From Totnes, I remembered touching the scarf, still folded, admiring its quality and craftmanship.  I didn't get it at the time, but it came into my mind several times floating in and out, and the memory of the beautiful textile, if one can call hand knitting a textile, consigned to the category of 'what a beautiful thing I had seen, I did not get it at the time, but it had been created, and skilfully made, and  still as a beautiful thing which was maybe being cherished by someone somewhere.' I have a few of these...

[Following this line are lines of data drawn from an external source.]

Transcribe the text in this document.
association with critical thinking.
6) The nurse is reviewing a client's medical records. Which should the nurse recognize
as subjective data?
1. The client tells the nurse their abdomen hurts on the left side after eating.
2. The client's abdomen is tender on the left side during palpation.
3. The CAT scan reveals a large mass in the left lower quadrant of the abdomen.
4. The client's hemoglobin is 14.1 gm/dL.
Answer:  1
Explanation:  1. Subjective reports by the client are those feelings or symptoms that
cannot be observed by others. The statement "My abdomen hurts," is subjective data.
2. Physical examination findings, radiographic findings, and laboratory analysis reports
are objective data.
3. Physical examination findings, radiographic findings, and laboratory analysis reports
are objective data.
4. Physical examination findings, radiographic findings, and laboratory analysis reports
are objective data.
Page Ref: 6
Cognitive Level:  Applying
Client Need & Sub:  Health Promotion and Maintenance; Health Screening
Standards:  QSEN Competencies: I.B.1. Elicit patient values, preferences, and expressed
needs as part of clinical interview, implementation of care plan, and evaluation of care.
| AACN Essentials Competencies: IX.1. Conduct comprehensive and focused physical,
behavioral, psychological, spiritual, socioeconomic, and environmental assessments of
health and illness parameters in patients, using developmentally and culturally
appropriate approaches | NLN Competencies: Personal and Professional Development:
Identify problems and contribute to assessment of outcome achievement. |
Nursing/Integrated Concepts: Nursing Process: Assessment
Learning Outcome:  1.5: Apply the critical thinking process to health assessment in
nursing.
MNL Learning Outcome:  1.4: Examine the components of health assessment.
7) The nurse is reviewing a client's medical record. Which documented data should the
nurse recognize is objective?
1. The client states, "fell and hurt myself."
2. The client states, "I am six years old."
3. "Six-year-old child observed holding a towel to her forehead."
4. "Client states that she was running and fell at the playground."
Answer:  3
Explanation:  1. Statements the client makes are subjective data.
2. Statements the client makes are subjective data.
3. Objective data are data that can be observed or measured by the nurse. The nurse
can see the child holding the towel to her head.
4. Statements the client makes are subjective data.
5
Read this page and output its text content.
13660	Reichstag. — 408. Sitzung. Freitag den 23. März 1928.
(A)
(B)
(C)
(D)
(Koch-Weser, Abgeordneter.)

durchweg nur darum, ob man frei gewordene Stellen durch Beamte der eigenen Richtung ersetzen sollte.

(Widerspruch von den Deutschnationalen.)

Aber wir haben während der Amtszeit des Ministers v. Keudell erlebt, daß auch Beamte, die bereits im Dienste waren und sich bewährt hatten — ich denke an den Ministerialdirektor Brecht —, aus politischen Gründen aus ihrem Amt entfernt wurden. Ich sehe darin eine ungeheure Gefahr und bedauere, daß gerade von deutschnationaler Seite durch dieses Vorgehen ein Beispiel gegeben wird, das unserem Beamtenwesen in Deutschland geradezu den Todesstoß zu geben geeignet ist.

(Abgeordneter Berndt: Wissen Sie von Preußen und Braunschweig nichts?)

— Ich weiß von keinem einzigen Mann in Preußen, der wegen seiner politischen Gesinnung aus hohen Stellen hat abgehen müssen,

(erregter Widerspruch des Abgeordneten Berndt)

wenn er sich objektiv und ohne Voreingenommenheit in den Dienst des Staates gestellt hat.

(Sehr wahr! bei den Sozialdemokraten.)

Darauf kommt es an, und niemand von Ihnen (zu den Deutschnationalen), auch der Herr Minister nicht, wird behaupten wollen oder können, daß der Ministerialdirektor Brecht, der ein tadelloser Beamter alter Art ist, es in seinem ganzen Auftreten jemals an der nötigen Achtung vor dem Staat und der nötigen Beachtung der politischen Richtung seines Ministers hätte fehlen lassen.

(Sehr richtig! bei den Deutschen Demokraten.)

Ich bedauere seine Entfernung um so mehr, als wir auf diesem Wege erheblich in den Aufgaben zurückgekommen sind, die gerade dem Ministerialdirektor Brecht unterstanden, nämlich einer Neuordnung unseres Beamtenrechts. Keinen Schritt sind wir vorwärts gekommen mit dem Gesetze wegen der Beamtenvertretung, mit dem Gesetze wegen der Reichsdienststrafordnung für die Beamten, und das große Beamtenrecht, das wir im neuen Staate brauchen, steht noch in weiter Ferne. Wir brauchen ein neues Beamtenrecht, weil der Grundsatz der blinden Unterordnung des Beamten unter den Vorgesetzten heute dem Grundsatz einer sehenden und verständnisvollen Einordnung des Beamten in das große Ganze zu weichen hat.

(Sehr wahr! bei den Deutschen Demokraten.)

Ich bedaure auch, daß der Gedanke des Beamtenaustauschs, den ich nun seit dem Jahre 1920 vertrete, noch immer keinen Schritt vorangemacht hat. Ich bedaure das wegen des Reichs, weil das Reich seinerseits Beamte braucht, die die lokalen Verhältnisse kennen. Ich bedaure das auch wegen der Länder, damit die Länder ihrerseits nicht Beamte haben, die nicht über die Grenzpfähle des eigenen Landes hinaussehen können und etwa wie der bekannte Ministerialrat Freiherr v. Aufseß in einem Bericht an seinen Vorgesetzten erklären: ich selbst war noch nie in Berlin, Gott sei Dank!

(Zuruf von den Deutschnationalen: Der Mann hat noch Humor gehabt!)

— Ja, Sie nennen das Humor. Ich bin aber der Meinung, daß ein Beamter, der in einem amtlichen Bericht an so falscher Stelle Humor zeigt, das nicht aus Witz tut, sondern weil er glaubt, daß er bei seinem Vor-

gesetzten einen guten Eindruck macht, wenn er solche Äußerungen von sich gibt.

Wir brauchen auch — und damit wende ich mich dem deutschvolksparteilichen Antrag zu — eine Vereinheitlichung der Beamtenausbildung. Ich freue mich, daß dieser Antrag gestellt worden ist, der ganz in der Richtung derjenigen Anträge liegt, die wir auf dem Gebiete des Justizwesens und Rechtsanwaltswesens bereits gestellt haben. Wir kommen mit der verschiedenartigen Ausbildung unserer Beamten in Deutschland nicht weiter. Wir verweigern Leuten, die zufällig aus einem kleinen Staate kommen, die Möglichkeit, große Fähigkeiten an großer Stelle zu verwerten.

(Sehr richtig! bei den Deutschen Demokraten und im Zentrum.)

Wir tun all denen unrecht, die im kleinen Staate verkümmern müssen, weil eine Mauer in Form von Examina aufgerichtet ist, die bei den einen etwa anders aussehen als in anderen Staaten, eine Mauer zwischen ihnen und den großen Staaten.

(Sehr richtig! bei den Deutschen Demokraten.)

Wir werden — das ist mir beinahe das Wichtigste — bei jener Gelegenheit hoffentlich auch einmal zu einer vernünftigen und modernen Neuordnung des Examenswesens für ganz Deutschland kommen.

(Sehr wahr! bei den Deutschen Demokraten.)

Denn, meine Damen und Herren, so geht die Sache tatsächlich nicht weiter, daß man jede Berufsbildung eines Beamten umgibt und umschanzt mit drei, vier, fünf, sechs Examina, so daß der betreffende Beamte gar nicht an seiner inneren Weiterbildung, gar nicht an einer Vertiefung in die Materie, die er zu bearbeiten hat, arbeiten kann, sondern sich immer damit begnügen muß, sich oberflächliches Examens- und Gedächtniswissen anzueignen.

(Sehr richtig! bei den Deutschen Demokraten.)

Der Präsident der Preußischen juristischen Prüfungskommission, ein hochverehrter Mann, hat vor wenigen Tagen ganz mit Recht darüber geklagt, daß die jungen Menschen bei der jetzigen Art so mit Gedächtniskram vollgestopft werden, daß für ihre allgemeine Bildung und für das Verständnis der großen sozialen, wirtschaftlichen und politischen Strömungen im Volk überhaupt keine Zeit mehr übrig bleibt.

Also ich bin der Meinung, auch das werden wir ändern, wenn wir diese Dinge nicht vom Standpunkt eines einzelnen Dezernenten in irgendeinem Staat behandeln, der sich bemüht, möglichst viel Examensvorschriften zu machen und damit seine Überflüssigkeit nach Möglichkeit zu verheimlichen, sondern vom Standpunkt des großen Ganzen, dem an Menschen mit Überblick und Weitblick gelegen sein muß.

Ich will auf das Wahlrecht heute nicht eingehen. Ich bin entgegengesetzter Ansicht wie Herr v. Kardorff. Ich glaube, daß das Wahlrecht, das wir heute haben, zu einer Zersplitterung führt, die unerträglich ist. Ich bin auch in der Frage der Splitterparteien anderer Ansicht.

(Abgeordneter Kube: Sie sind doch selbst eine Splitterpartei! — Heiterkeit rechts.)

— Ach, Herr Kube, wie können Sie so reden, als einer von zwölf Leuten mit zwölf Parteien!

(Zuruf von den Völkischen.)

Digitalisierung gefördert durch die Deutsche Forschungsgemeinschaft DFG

On Wednesday, market day in Wells, we decided to sally forth together, partly just for a little 'outing' and also to view a temporary exhibition, of which more perhaps in another post. The exhibition was on the other side of Market Square and therefore we walked up one side of the market, and having seen the exhibition, walked down the other side just because it which was less crowded.   

I don't really 'browse', I'm not much of a shopper really, I see only what I want, so I usually just make straight for my usual food stalls. However I was stopped in my tracts I had a strange sense and looked to my right, and there was what looked like a very similar stall to the one in Totnes.  A moment of serendipity there was the scarf/stole.....I found out that this was the Vendor's first visit to Wells Market, and it may be the only one.

The scarf is made from Giant Himalayan Nettle  in Nepal, which is where my sister bought the raw silk scarf. To think in Nepal this plant grows to around 3 metres in one season before being harvested.

I asked my Sister about the scarf, and she had completely forgotten about it, as it is years and years since her great expedition.